Before Boardwalk Empire, actors Michael Pitt and Michael Shannon were both known to show up and play sets. Vampire Weekend had one of their first performances in the space, and the Mountain Goats stopped by for a quick show. Bands came from various locales: Finland, England, Spain, Canada. If you had an idea and some friends and weren’t an asshole, Mr. Trimboli gave you a shot. That was the genesis of the Bushwick Book Club, where musicians like Joshua Bell would perform an original piece based on the night’s text.
“Sure, there was a lot of free-form jazz and noise the first year … there still is,” Mr. Trimboli explained. “But I wanted this to be open to all forms of musical expression.” Despite its financial struggle, the venue has won fawning accolades from The New York Times, The New Yorker and The Village Voice. Its concerts are regularly listed in all three publications.

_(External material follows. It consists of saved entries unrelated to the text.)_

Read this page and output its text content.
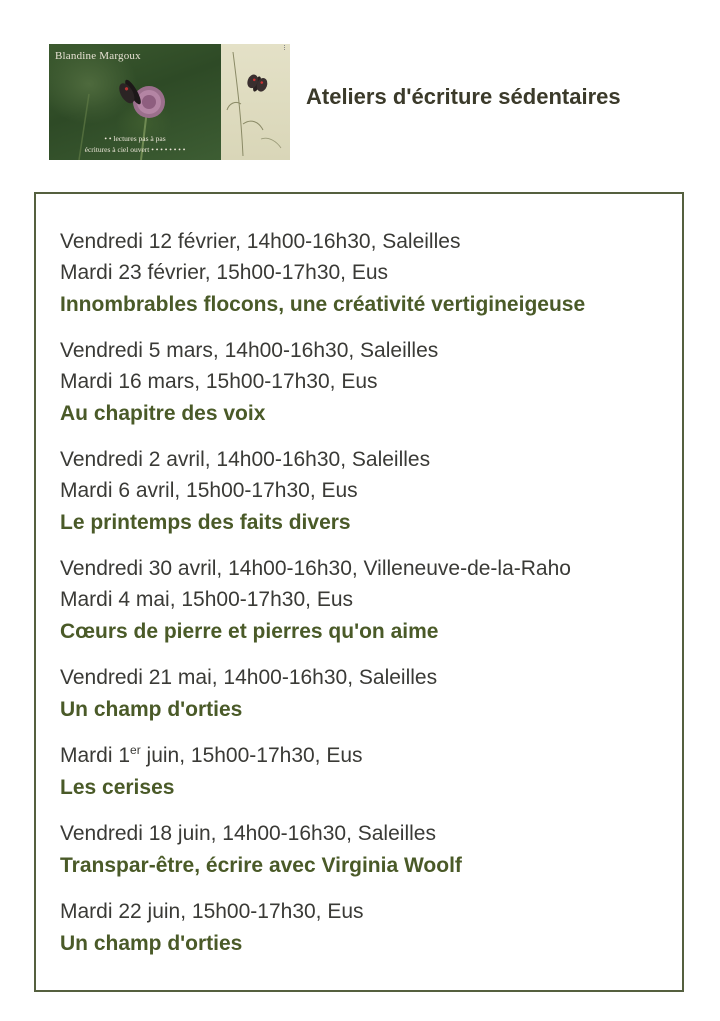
Blandine Margoux
• • lectures pas à pas
écritures à ciel ouvert • • • • • • • •
Ateliers d'écriture sédentaires
Vendredi 12 février, 14h00-16h30, Saleilles
Mardi 23 février, 15h00-17h30, Eus
Innombrables flocons, une créativité vertigineigeuse
Vendredi 5 mars, 14h00-16h30, Saleilles
Mardi 16 mars, 15h00-17h30, Eus
Au chapitre des voix
Vendredi 2 avril, 14h00-16h30, Saleilles
Mardi 6 avril, 15h00-17h30, Eus
Le printemps des faits divers
Vendredi 30 avril, 14h00-16h30, Villeneuve-de-la-Raho
Mardi 4 mai, 15h00-17h30, Eus
Cœurs de pierre et pierres qu'on aime
Vendredi 21 mai, 14h00-16h30, Saleilles
Un champ d'orties
Mardi 1er juin, 15h00-17h30, Eus
Les cerises
Vendredi 18 juin, 14h00-16h30, Saleilles
Transpar-être, écrire avec Virginia Woolf
Mardi 22 juin, 15h00-17h30, Eus
Un champ d'orties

“The vibe there is really cool, like a cross between an art gallery and a garage sale,” said Benjamin Miller, formerly of Mission of Burma, who first played at GBM in 2006 with one of his side projects and has frequented the stage since.
Not all of Mr. Trimboli’s discoveries were such gems. His Goodbye Blue Monday iTunes account offered an unlabeled library full of “Track One”s, and anything could turn up. On one occasion, his employees (myself included) wound up listening to a 30-minute spoken-word/noise compilation that we realized halfway through was the final recordings of the Jim Jones cult. We were literally listening to them drink the Kool-Aid.
When I asked Steve Trimboli why a half hour of mass suicide was preferable to the time I accidentally let Roy Orbison’s “In Dreams” play twice over the course of the night and found myself on the receiving end of one of his more colorfully worded lectures. He shrugged at the memory. “It was the same as the jukebox,” he said. “I didn’t want to hear the same shit anymore.”